A migration plan compares the accepted schema against the desired one and reports whether the change is supported plus the ordered steps it requires:

- Add a type
- Rename a type
- Add a property
- Rename a property
- Add a constraint
- Update type or property metadata (annotations)
- Unsupported change (reports the entity and reason; forces the plan to unsupported)

Applying a plan reports whether it was supported, the steps applied, and the resulting manifest version. Concurrent schema applies serialize so they can't interleave.

## Destructive drops — `--allow-data-loss`

`DropProperty` and `DropType` steps default to `Soft` mode: the catalog tombstones the entry but the prior column / dataset remains time-travel-reachable via `snapshot_at_version(prev)` until `omnigraph cleanup` runs. Soft drops are reversible.

Pass `--allow-data-loss` (CLI `schema apply`) or `allow_data_loss: true` (SDK `SchemaApplyOptions`) to promote every drop in the plan to `Hard` mode. Hard drops run `cleanup_old_versions` on the affected dataset immediately after the manifest publish, making the prior column / dataset unreachable. **Irreversible.**

This is the **direct/embedded** schema-apply path — `omnigraph schema apply --store …` and the embedded SDK `apply_schema_with_options(.., SchemaApplyOptions { allow_data_loss: true })` produce identical plans and identical effects.
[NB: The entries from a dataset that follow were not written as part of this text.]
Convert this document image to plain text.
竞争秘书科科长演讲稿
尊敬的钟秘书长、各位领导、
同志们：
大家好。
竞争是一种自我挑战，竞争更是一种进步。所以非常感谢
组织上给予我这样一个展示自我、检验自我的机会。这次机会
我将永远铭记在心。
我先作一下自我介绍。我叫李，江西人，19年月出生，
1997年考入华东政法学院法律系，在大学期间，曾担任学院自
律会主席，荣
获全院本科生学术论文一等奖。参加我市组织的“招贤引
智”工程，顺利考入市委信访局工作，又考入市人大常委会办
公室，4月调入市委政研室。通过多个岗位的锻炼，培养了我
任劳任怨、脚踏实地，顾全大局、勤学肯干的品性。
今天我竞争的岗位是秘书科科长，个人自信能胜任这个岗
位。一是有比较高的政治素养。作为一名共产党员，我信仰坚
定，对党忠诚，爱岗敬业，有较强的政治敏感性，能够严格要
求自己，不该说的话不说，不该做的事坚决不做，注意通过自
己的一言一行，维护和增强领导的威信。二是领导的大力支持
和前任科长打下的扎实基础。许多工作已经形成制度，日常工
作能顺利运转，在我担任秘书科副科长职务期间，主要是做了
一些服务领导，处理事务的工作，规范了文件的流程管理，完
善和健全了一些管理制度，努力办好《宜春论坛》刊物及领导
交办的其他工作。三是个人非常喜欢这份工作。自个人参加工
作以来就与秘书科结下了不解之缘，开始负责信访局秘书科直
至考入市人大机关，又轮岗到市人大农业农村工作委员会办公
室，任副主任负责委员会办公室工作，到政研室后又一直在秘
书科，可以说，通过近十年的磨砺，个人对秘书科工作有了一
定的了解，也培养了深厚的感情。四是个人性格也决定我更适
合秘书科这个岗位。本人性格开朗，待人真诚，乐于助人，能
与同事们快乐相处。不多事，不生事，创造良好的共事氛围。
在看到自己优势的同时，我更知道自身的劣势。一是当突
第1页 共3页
**Cluster-managed graphs are different.** A graph served from a cluster evolves only through `omnigraph cluster apply`, which performs **soft drops only** (no `allow_data_loss` path), and the HTTP `POST /schema/apply` route is **disabled (returns 409) for cluster-backed serving** — see [server](../operations/server.md) and [cluster-config](../clusters/config.md). Direct `schema apply` against a cluster-managed storage path is likewise refused.